Since its invention back in the 16th century, the optical microscope has been widely used in biological/biomedical research and clinics to analyze cells and tissues. In general, an optical microscope uses white light from a light bulb or fluorescence from staining dyes to visualize cell/tissue structures and morphologies, which we call bright-field microscopy and fluorescence microscopy. Although these microscopes are widely used for diagnosing cancer, cancer or cancer precursor may be in progress already at the biomolecular level (e.g., at the DNA level), but the structural and morphological changes (such as appearance of polyps or emergence of actual tumors), which occur at a much later stage in cancer progression, are still invisible to traditional microscopy. These traditional microscopes are not able for early cancer diagnosis.
In this project, the team conceptualized and developed a new type of microscopy – laser emission-based microscopy (LEM), in which cells and tissues stained with dyes are made to lase, and the laser emission, rather than fluorescence, is used to analyze cells/tissues Laser emission has unique advantages over fluorescence, including narrow linewidth, threshold behavior, and strong intensity, leading to ultrasensitive detection, superior image contrast, and higher spectral/spatial resolution.
Recently, LEM was explored to examine Stage I/II lung cancer tissues from human patients, as well as human colon/stomach/breast tissues. We found that the cancer cells/tissues consistently have a much lower lasing threshold than the normal cells/tissues when their nuclei are stained with dyes.

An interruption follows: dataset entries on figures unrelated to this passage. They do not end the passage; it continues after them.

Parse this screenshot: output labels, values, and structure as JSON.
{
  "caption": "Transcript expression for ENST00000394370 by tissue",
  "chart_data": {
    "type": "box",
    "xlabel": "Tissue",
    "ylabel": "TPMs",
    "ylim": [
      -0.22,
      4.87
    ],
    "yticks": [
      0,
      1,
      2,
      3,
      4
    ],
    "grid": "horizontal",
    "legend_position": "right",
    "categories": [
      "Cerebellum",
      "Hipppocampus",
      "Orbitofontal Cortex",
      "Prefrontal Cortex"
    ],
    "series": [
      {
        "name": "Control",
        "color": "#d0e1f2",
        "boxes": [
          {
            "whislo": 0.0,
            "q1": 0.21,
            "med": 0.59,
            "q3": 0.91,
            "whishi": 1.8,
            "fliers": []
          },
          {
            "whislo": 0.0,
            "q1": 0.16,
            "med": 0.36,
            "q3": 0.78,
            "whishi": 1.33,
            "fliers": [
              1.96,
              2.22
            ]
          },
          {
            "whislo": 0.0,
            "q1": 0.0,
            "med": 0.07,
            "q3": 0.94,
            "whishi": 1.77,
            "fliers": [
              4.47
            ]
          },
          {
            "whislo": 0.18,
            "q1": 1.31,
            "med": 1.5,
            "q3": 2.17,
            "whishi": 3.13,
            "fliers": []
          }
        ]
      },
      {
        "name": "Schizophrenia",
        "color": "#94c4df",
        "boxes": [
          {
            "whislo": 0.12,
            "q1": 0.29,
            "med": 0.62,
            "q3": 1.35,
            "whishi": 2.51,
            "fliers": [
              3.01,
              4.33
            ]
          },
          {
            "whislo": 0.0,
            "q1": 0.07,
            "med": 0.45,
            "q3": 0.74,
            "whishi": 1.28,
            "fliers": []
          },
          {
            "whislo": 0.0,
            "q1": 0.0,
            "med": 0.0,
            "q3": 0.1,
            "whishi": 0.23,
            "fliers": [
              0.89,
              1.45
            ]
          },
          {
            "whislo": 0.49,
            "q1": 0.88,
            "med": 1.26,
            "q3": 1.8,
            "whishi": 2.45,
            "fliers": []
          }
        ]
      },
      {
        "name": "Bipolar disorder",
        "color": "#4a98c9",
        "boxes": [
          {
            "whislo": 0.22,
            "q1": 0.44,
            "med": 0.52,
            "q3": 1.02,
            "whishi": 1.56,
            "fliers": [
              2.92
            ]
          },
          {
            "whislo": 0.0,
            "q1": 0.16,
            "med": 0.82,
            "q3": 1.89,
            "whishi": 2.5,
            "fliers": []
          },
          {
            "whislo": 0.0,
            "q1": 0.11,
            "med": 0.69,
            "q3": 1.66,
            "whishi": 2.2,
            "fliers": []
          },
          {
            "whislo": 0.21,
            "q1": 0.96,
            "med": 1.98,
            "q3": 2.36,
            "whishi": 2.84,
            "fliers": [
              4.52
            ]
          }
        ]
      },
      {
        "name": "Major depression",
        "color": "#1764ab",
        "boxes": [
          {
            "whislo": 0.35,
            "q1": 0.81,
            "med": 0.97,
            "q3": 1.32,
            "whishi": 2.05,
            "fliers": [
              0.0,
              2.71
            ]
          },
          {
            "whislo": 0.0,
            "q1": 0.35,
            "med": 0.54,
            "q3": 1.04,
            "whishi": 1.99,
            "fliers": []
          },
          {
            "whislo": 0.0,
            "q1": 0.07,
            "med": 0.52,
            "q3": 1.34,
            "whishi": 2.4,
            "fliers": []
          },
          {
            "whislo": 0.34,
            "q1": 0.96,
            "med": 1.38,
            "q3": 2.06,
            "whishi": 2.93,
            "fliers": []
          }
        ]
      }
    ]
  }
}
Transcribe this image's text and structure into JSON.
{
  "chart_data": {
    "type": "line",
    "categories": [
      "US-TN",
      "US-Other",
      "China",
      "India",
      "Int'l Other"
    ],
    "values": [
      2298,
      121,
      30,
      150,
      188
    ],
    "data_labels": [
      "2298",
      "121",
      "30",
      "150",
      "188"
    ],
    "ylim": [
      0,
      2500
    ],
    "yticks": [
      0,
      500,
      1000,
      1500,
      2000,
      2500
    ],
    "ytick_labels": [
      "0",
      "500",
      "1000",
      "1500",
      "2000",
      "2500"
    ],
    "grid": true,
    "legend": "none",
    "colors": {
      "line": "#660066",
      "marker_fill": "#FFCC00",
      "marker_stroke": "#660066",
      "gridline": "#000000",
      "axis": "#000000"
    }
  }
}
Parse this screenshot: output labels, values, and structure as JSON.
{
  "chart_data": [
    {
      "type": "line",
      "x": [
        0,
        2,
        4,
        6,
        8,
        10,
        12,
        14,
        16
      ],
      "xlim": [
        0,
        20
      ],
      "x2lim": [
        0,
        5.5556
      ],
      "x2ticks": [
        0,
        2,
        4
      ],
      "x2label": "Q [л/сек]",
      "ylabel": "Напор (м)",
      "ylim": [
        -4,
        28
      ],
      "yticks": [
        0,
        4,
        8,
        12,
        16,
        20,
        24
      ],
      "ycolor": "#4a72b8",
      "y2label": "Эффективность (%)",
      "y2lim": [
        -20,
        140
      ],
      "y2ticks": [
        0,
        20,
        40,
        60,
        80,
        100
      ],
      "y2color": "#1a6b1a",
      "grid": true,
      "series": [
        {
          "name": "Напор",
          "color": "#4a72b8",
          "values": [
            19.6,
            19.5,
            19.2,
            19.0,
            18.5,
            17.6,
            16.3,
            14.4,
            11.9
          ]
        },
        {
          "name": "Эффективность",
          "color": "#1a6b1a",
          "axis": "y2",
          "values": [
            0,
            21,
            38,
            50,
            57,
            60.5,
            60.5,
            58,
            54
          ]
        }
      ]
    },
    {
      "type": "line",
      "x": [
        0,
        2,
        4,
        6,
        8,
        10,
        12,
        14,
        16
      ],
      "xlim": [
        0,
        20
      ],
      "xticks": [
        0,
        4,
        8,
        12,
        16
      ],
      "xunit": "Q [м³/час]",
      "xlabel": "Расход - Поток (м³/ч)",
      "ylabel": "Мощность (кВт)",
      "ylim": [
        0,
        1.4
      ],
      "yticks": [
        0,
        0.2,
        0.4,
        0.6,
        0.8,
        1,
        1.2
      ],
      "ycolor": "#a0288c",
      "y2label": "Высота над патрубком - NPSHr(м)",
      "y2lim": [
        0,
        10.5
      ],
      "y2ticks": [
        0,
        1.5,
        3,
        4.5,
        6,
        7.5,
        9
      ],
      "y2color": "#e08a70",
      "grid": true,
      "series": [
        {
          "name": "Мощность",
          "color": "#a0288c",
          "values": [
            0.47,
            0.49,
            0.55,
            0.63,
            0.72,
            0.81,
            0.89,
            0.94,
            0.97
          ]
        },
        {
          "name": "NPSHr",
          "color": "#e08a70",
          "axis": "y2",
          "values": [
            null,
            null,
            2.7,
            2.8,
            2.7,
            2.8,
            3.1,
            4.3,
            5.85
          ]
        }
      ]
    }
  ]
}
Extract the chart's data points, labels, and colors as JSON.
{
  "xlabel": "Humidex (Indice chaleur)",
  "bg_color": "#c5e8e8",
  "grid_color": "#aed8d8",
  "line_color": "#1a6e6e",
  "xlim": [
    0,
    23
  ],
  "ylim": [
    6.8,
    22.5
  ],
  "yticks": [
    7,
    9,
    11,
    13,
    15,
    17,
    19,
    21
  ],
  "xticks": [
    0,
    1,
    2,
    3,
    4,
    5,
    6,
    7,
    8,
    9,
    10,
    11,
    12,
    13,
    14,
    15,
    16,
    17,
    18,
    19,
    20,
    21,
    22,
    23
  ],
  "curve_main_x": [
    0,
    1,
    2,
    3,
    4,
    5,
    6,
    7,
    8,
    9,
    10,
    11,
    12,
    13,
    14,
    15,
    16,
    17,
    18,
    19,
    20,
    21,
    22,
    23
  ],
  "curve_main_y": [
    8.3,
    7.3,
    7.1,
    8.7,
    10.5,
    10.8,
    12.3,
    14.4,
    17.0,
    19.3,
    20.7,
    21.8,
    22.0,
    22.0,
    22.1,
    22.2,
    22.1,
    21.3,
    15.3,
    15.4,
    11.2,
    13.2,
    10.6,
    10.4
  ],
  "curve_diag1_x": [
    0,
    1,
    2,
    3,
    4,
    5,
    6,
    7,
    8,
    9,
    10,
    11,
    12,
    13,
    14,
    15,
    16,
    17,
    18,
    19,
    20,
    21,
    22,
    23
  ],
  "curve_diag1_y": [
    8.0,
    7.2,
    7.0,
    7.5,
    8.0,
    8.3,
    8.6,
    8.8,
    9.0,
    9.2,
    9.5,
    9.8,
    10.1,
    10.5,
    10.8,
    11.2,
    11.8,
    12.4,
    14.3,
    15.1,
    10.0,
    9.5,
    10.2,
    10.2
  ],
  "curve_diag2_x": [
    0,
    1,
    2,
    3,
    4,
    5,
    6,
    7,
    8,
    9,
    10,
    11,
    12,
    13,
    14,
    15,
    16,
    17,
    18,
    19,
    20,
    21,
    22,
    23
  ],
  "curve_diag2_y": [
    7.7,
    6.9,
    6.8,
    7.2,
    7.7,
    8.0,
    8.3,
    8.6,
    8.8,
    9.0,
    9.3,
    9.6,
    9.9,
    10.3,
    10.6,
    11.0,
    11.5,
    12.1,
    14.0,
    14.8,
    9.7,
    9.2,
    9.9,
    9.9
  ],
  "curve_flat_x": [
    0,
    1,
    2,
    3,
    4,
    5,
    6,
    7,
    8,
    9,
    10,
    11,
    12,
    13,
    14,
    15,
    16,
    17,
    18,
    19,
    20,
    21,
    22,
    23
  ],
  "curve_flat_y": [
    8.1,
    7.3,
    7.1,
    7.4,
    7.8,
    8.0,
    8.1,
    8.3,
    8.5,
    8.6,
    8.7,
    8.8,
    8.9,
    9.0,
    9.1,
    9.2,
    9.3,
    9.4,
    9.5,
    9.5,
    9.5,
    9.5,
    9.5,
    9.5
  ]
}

Even more, our recent studies on dietary intervened mice have confirmed the LEM’s capability to detect abnormal DNA/chromatin activities in the “apparently normal” colon tissues from the mice at risk for colon cancer even there is no observable polyps, lesions, or tumors in those tissues.
Currently, the global histology and cytology market has reached more than 14 billion dollars. The LEM is an emerging imaging technology that may provide a new tool that complements the traditional H&E and IHC methods for early cancer diagnosis/prognosis, as well as intra-operative tumor margin detection. It will expand the market size even more.
Now, a multi-modal LEM system development and clinical trials are ongoing.